India has been a far more settled posting. But Steiner and his wife, an art historian whom he met at the Colosseum in Italy, aren’t exactly taking it easy. The embassy has been abuzz with activity, so much so that Steiner says, “We need to slow down”. An exhibition of European modern sculptures from the National Gallery in Berlin has just ended. The artworks, now carefully packed, are waiting to be sent home. Before this, the embassy hosted its biggest event, to commemorate 25 years of the fall of the Berlin Wall. For this, Steiner got his residence transformed into the Cold War-divided Berlin. The Residence Garden was split into two halves by a huge wall — the replica of the Berlin Wall.
Steiner is good at communicating without words. By picking up activities and issues that have a larger connect, he is sending out the right signals. He came to India having learnt that this was a cricket country. But the football World Cup in July, when the embassy opened its gates for public projection of the matches in its compound, revealed the growing interest in the sport. “Even for matches held past midnight, the embassy was full,” says Steiner whose country won the World Cup.

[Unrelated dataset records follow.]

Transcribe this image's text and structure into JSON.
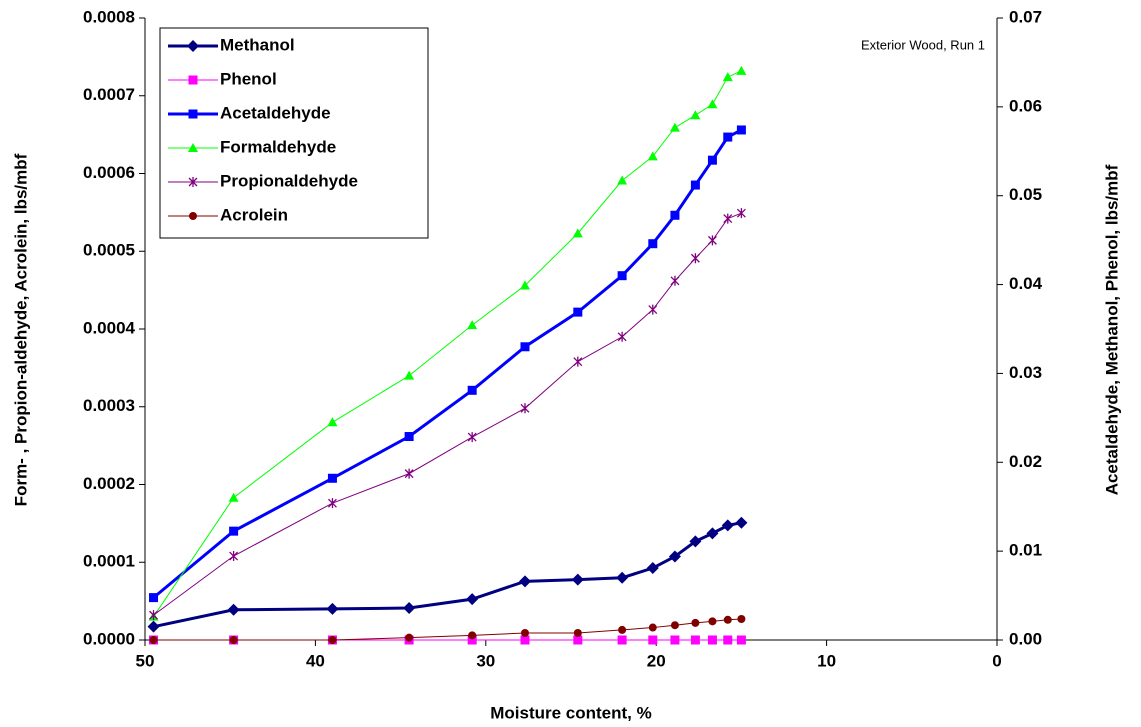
{
  "chart_data": {
    "type": "line",
    "annotation": "Exterior Wood, Run 1",
    "x_label": "Moisture content, %",
    "y_label": "Form- , Propion-aldehyde, Acrolein, lbs/mbf",
    "y2_label": "Acetaldehyde, Methanol, Phenol, lbs/mbf",
    "x": [
      49.5,
      44.8,
      39,
      34.5,
      30.8,
      27.7,
      24.6,
      22,
      20.2,
      18.9,
      17.7,
      16.7,
      15.8,
      15
    ],
    "xlim": [
      50,
      0
    ],
    "xticks": [
      50,
      40,
      30,
      20,
      10,
      0
    ],
    "ylim": [
      0,
      0.0008
    ],
    "yticks": [
      {
        "value": 0,
        "label": "0.0000"
      },
      {
        "value": 0.0001,
        "label": "0.0001"
      },
      {
        "value": 0.0002,
        "label": "0.0002"
      },
      {
        "value": 0.0003,
        "label": "0.0003"
      },
      {
        "value": 0.0004,
        "label": "0.0004"
      },
      {
        "value": 0.0005,
        "label": "0.0005"
      },
      {
        "value": 0.0006,
        "label": "0.0006"
      },
      {
        "value": 0.0007,
        "label": "0.0007"
      },
      {
        "value": 0.0008,
        "label": "0.0008"
      }
    ],
    "y2lim": [
      0,
      0.07
    ],
    "y2ticks": [
      {
        "value": 0,
        "label": "0.00"
      },
      {
        "value": 0.01,
        "label": "0.01"
      },
      {
        "value": 0.02,
        "label": "0.02"
      },
      {
        "value": 0.03,
        "label": "0.03"
      },
      {
        "value": 0.04,
        "label": "0.04"
      },
      {
        "value": 0.05,
        "label": "0.05"
      },
      {
        "value": 0.06,
        "label": "0.06"
      },
      {
        "value": 0.07,
        "label": "0.07"
      }
    ],
    "grid": false,
    "legend": "upper left",
    "series": [
      {
        "name": "Methanol",
        "color": "#000080",
        "marker": "diamond",
        "line_width": 3,
        "axis": "y2",
        "values": [
          0.0015,
          0.0034,
          0.0035,
          0.0036,
          0.0046,
          0.0066,
          0.0068,
          0.007,
          0.0081,
          0.0094,
          0.0111,
          0.012,
          0.0129,
          0.0132
        ]
      },
      {
        "name": "Phenol",
        "color": "#ff00ff",
        "marker": "square",
        "line_width": 1,
        "axis": "y2",
        "values": [
          0,
          0,
          0,
          0,
          0,
          0,
          0,
          0,
          0,
          0,
          0,
          0,
          0,
          0
        ]
      },
      {
        "name": "Acetaldehyde",
        "color": "#0000ff",
        "marker": "square",
        "line_width": 3,
        "axis": "y2",
        "values": [
          0.00477,
          0.01225,
          0.0182,
          0.0229,
          0.0281,
          0.033,
          0.0369,
          0.041,
          0.0446,
          0.0478,
          0.0512,
          0.054,
          0.0566,
          0.0574
        ]
      },
      {
        "name": "Formaldehyde",
        "color": "#00ff00",
        "marker": "triangle",
        "line_width": 1,
        "values": [
          3e-05,
          0.000183,
          0.00028,
          0.00034,
          0.000405,
          0.000456,
          0.000523,
          0.000591,
          0.000622,
          0.000659,
          0.000675,
          0.000689,
          0.000724,
          0.000732
        ]
      },
      {
        "name": "Propionaldehyde",
        "color": "#800080",
        "marker": "star",
        "line_width": 1,
        "values": [
          3.2e-05,
          0.000108,
          0.000176,
          0.000214,
          0.000261,
          0.000298,
          0.000358,
          0.00039,
          0.000425,
          0.000462,
          0.000491,
          0.000514,
          0.000542,
          0.000549
        ]
      },
      {
        "name": "Acrolein",
        "color": "#800000",
        "marker": "circle",
        "line_width": 1,
        "values": [
          0,
          0,
          0,
          3e-06,
          6e-06,
          9e-06,
          9e-06,
          1.3e-05,
          1.6e-05,
          1.9e-05,
          2.2e-05,
          2.4e-05,
          2.6e-05,
          2.7e-05
        ]
      }
    ]
  }
}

In the last two-and-a-half years, Steiner and his wife, who on the morning I met the ambassador had been rounding up stray dogs at the Nehru Park along with her adopted dog, Tika Lal (because he was found with a red tika), have travelled around the country — “from Ladakh to the south”. Later this year they are doing a tour of the southern temples.
The explorations have given the diplomat a sense of India beyond Delhi. In Bihar, where he travelled by road, he met Anand Kumar and his class at Super 30. For over a decade, Patna-based Kumar has been coaching economically backward students, often 30 at a time, to crack the entrance exam for the Indian Institutes of Technology with remarkable success. “We thought the ambassador would visit us briefly, but he sat there and spoke to the children at length even as it got dark,” says Kumar. “He told them about Germany, its history in technology, how India scores in software and how the two make a positive combination.” After Steiner returned to Delhi, Kumar was surprised to get a call from him. “He knew we don’t accept financial help, so he asked me how he could help get the children admitted to universities in Germany. It was overwhelming. He thinks beyond policies, governments and countries.”
A teetotaler and a vegetarian, even though he comes from the meat and beer state of Bavaria, Steiner has a busy 2015 ahead. “Prime Minister Modi will go to Germany in April and, together with Chancellor Merkel, will open the Hannover Fair (among the largest industrial fairs of the world),” he says. India is the partner country at the fair. He says the perception of India as an investment destination has improved since he came here. His “discovery of India” tours have also opened him to the diversity of India from the investment point of view.
The diplomat with a difference is clearly redefining diplomacy. “Besides politics,” says Steiner, “the ambassador in modern diplomacy has more of a role of bringing people together and fostering cultural and economic relations.” The role of the government, he adds, is still there, but it is not the only factor.